I let my body fall onto my bottom. I am too sore to waste any energy trying to find the person I am speaking with. I shall just let my body lean up against the cell bars, close my eyes and listen.
The voice does not answer. I breathe in and out... and try to ignore the feeling of the swelling up of my face. Gosh, I must look a really beauty right about now. I smile to myself. Why am I feeling so sorry for myself? I am a Time Jumper! I can leave this place! I do not need a think hard, I can just do it. I think of Calhoun's home... and realise that that would probably be the best place for me right now, that is if the Thornes have gotten there first. I close my eyes and re-open them thinking that I will be sitting on his living room floor or something... but I am not. I am in the cave, I remain in the cave. I grunt again and slam my fist into the floor.

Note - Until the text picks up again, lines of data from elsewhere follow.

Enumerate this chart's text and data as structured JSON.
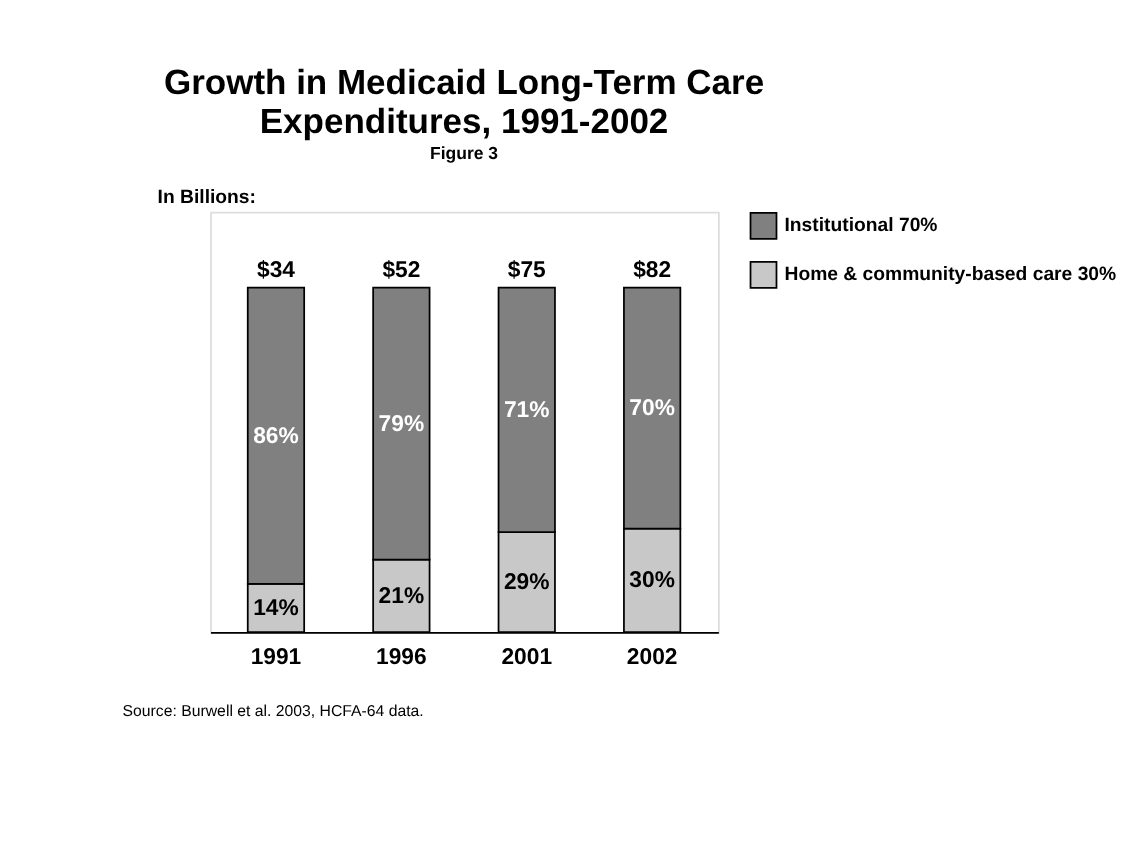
{
  "chart_data": {
    "type": "bar",
    "subtitle": "Figure 3",
    "title": "Growth in Medicaid Long-Term Care Expenditures, 1991-2002",
    "categories": [
      "1991",
      "1996",
      "2001",
      "2002"
    ],
    "stacked": true,
    "series": [
      {
        "name": "Home & community-based care  30%",
        "color": "#c8c8c8",
        "values": [
          14,
          21,
          29,
          30
        ],
        "value_labels": [
          "14%",
          "21%",
          "29%",
          "30%"
        ]
      },
      {
        "name": "Institutional  70%",
        "color": "#808080",
        "values": [
          86,
          79,
          71,
          70
        ],
        "value_labels": [
          "86%",
          "79%",
          "71%",
          "70%"
        ]
      }
    ],
    "legend": "top right",
    "annotations": [
      "In Billions:",
      "Source:  Burwell et al. 2003, HCFA-64 data.",
      "$34",
      "$52",
      "$75",
      "$82"
    ]
  }
}
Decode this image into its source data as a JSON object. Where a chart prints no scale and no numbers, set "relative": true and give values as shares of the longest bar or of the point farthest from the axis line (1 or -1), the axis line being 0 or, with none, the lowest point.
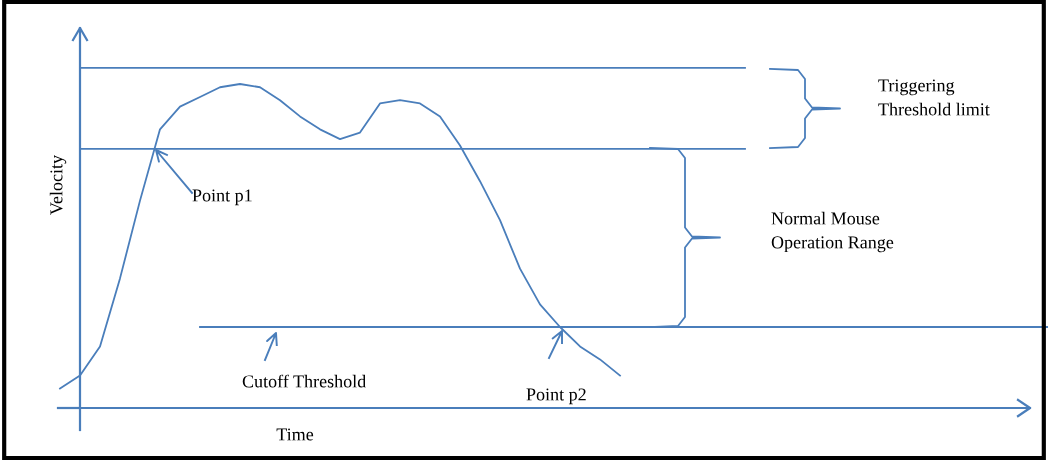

"I would not try to use any of your powers, it will only wear you down. The Thornes have placed an Angelican spell over your cell bars... within the bars it is impossible to use any kind of magic. They use cuffs to restrain you from using them as well."

God. I cannot stay here.

"Who are you? Where are you?" I ask the voice. Could I be speaking to myself right now? Is this voice just a figment of my imagination? Or my conscience? Am I really going insane? I am not entirely sure how I have been in here... can these caves really drive someone crazy in such a short amount of time?

"I am sitting in the cell beside yours, young one," he replies, "I hope that one day I will be able to see your fantastic face, since right now we can only see darkness and as long as we both remain in here, we will never be able to actually meet... only speak."

I sigh as I pull my legs into my chest, every movement hurts, "what is your name?"

I hear him shift around his cell a bit. He takes even longer to reply. I can hear him, he is right beside the wall that we share... and then I hear rocks... or stones.. crumbling or sliding along the floor. In a dash I am over to the wall that he is probably leaning on. I see, a hole of some sort, probably one that would have taken ages to form... or dig. There is a hand there. His hand. I smile and take his fingers in mine. I know that I am not crazy, but I am not alone either. This hand assures me of that.

"Lucius," he replies, "my name is Lucius."